Dr. Agbandje-McKenna works to characterize the life cycle of single-stranded DNA viruses and the viral proteins that make infection possible.

Dr. Agbandje-McKenna earned her bachelor’s degree from the University of Hertfordshire and her Ph.D. from the University of London (both in the U.K.) She came to the U.S. in 1989 to pursue postdoctoral research at Purdue University, before returning to the U.K. to work at the University of Warwick. She has been on the faculty at the University of Florida since 1999.

Viruses are essentially bundles of nucleic acid (either DNA or RNA) and protein that are capable of infecting cells. Once inside a host cell, the virus uses the host’s DNA replication machinery to reproduce itself, and the host’s RNA transcription machinery to express its genes. Viruses can be roughly divided by their genetic content: some viruses use DNA to encode their genomes, while others use RNA — and either can be single-stranded or double-stranded. Viruses are packaged in a protein coat called the capsid, and some are further packaged in a lipid envelope.

In a recent paper, Dr. Agbandje-McKenna’s lab described atom-level models of a recently-discovered family of viruses, called bufaviruses (BuVs). Very little is known about BuVs, which were first discovered in 2012. Two of the three strains were discovered in Burkina Faso, while the third has now been reported in Bhutan, China, Finland, the Netherlands, Thailand, and Turkey. It is thought that BuVs cause diarrhea, although we really know very little about them so far.
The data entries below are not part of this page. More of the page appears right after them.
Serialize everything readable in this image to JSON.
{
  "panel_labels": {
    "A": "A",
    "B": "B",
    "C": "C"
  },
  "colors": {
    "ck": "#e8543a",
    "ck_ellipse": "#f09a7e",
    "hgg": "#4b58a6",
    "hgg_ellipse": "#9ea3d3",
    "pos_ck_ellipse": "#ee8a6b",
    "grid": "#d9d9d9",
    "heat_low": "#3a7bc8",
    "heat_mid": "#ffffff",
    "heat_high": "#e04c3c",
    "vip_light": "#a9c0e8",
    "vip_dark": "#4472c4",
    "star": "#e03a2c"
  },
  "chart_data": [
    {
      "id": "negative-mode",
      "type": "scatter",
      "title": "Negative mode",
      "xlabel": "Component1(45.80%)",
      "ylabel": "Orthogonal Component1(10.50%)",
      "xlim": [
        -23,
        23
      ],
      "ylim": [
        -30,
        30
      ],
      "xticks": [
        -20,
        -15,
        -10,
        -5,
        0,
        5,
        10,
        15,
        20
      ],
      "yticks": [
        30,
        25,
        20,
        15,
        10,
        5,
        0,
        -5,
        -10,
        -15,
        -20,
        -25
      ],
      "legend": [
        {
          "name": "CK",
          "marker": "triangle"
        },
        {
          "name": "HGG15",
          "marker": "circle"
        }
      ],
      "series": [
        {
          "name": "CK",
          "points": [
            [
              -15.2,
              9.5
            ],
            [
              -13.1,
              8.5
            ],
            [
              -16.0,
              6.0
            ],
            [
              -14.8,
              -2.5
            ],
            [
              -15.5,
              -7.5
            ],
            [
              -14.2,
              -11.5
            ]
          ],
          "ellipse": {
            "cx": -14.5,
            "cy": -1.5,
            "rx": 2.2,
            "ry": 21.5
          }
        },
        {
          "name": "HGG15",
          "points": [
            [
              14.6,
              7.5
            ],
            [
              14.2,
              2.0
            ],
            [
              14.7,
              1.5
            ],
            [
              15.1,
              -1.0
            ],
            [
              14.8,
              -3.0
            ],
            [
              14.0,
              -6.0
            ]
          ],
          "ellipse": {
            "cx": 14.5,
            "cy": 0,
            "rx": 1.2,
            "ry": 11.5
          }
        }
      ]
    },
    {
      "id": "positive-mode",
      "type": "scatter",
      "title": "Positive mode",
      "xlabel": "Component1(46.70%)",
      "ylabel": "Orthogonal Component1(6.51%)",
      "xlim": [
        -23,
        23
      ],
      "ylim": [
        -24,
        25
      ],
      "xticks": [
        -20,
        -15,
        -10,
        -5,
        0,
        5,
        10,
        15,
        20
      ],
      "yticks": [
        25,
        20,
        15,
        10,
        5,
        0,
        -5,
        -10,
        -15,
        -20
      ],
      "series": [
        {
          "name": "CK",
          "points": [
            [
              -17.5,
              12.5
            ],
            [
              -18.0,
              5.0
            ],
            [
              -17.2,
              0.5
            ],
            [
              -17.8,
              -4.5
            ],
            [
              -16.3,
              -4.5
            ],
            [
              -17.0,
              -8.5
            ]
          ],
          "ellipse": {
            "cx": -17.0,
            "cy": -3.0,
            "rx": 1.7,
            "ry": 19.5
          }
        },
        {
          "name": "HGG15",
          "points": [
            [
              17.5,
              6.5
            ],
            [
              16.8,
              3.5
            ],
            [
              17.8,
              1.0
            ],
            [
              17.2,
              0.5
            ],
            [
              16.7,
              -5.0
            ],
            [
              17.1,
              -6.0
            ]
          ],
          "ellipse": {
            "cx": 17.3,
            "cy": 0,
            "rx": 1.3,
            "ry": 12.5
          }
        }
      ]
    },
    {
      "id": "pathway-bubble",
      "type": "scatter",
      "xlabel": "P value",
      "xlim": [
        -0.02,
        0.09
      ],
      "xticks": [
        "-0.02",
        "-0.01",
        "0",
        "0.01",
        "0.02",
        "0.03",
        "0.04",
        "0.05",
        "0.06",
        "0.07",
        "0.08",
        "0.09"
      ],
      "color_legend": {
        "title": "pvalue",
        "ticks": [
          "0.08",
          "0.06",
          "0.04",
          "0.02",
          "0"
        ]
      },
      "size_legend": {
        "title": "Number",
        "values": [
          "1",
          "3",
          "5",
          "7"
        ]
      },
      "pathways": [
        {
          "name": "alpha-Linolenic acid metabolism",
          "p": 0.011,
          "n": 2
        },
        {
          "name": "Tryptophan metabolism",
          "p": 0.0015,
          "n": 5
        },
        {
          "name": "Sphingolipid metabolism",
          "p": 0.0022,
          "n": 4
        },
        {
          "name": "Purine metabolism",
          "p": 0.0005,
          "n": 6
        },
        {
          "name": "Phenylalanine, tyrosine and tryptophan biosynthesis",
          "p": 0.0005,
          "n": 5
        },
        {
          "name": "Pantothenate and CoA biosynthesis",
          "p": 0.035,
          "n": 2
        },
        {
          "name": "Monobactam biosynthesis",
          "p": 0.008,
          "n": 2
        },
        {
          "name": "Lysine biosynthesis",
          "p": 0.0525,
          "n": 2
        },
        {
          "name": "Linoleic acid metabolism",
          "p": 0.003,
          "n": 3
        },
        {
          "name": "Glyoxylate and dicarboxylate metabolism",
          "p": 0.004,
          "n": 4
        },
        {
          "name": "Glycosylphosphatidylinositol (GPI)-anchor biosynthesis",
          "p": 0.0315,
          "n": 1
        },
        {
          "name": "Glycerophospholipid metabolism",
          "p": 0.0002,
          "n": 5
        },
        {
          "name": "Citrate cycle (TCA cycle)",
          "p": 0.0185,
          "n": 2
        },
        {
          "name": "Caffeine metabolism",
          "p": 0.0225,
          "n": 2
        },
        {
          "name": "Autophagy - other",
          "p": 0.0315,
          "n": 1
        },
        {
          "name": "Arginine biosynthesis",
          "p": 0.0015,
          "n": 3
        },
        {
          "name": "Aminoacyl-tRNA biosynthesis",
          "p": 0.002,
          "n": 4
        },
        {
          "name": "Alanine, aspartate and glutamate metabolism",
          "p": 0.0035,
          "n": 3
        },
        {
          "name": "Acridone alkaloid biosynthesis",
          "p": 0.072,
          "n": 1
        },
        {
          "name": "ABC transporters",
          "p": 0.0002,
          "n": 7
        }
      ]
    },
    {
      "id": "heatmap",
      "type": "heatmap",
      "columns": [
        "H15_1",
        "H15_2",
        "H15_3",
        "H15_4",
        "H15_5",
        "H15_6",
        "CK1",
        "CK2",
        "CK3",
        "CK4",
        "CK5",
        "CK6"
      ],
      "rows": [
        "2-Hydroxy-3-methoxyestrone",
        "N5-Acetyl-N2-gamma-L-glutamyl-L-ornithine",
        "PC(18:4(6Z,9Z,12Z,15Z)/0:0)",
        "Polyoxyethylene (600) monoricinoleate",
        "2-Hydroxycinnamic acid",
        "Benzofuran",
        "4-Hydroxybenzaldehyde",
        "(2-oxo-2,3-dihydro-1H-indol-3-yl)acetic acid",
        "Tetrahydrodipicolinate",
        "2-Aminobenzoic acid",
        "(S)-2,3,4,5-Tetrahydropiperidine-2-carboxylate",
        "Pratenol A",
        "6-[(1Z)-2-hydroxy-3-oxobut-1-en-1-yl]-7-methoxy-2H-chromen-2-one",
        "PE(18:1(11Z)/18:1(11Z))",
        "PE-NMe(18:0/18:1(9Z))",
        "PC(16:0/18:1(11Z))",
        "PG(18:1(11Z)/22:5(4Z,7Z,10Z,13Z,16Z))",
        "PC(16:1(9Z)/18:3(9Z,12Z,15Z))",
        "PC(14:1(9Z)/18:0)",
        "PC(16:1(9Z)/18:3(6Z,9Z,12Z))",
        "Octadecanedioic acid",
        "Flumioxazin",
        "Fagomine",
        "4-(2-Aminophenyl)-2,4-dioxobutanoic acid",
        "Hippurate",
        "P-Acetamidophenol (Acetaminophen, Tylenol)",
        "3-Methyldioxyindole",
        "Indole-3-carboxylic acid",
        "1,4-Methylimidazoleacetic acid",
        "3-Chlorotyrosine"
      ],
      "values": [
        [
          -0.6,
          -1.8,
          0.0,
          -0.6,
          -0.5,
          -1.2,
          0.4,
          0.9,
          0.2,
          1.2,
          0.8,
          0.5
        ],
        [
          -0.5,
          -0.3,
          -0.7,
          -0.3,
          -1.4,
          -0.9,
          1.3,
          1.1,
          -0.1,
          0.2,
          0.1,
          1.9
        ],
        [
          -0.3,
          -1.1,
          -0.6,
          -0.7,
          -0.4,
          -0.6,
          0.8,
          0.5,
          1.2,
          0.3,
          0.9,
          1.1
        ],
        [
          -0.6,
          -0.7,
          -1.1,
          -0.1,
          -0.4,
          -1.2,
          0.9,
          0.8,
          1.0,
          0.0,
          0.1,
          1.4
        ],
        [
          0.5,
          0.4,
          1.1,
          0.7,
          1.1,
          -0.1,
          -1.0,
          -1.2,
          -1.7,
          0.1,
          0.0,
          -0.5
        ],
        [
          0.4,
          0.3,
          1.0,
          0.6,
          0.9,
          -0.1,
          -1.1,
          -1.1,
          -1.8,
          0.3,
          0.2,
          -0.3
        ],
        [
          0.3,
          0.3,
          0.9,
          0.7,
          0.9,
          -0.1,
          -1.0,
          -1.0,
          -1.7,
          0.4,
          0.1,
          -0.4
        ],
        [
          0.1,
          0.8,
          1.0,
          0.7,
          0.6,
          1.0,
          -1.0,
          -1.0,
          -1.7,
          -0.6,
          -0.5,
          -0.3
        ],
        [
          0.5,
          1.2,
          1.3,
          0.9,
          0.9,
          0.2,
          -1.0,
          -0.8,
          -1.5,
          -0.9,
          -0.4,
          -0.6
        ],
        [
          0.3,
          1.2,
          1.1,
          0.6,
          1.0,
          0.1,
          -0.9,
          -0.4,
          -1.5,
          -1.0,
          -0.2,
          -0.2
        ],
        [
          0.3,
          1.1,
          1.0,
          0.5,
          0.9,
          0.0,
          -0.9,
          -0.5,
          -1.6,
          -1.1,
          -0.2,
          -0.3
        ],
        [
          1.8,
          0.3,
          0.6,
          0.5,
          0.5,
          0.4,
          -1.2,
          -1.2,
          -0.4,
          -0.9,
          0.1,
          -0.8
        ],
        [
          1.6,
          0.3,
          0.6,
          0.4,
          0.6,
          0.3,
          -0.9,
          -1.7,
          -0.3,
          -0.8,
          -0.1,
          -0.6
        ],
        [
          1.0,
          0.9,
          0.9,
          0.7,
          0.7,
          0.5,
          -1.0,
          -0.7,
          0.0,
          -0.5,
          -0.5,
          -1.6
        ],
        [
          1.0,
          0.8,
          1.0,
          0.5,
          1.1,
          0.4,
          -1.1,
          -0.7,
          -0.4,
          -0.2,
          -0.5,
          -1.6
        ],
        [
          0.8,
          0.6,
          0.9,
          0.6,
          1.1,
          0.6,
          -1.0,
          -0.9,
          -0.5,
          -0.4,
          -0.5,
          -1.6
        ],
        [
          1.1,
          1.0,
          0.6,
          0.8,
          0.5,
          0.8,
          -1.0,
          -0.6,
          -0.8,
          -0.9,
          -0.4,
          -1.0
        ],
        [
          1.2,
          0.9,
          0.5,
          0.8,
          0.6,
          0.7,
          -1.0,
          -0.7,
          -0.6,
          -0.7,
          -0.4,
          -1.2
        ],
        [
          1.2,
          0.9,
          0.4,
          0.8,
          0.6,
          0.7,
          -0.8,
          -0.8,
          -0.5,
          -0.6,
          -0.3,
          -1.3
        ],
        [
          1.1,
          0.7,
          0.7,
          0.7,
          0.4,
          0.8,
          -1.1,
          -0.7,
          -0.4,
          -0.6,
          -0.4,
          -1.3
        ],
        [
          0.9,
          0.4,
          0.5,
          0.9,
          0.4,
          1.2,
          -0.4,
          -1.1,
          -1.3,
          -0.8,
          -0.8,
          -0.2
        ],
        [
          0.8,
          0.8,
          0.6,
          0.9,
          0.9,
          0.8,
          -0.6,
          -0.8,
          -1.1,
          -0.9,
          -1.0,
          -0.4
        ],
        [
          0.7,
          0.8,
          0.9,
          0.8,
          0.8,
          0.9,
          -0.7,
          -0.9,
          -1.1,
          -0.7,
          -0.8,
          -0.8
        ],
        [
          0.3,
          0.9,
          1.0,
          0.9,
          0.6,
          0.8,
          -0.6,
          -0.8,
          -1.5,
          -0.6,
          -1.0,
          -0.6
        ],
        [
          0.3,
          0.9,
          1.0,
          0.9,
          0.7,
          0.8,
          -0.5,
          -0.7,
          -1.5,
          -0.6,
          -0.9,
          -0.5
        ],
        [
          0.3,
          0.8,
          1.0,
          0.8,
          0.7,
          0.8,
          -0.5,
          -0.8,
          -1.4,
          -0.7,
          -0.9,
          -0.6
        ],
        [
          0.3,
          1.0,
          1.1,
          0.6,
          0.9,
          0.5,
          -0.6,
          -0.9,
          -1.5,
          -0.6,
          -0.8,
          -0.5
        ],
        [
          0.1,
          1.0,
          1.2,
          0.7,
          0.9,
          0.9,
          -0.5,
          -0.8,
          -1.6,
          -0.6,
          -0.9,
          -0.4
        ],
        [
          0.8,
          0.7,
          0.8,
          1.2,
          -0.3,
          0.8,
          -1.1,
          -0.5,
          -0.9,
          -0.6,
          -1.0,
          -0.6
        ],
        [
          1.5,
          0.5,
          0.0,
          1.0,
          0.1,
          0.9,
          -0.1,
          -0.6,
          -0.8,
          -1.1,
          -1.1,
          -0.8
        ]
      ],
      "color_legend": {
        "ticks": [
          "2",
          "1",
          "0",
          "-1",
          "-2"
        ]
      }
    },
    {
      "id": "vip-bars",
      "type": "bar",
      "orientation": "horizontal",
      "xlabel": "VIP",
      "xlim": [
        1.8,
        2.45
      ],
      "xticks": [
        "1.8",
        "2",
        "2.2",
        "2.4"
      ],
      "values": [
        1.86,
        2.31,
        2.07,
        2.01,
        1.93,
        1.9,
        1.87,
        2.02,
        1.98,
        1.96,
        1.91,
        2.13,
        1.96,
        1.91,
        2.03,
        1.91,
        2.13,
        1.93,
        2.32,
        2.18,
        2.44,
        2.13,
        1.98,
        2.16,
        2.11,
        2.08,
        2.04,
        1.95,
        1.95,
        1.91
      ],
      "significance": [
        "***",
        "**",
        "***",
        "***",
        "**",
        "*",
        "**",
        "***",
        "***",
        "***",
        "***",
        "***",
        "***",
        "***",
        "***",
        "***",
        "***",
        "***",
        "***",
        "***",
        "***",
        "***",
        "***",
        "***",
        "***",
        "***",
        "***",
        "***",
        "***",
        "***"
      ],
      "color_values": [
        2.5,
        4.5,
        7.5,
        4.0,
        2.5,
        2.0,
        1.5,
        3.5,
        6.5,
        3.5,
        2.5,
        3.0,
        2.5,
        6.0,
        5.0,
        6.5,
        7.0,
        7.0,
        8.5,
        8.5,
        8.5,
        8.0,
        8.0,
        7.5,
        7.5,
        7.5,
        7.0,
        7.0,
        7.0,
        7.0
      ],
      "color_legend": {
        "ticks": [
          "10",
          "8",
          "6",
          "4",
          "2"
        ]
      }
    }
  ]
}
The authors isolated the capsid protein VP2 from the BuV1, BuV2, and BuV3 strains and reconstructed their structures using cryogenic electron microscopy (cryo-EM), a technique for magnifying very small structures from very thin samples. The electron microscope directs a beam of electrons at the sample, which sits between the electron source and the detector. Thus, the electrons that hit the detector will be a subset of what is emitted from the source, based on the structure and orientation of the sample. (Think of it like you’re capturing the shadow of the sample on darkroom photo paper.) In cryo-EM, the samples are frozen first — which helps to keep them immobilized, allowing for a more accurate image.

The authors found that the BuV VP2 has a very similar overall structure to related viruses that infect dogs and pigs but not humans. Intriguingly, however, the BuV VP2 has a looping arm that doesn’t look like those related viruses. Instead, it was very similar to capsid proteins found in other (less closely related) viruses that do infect humans! It’s too soon to say for sure, but it seems like a good hypothesis that this looping structure is important for how BuVs are able to infect humans.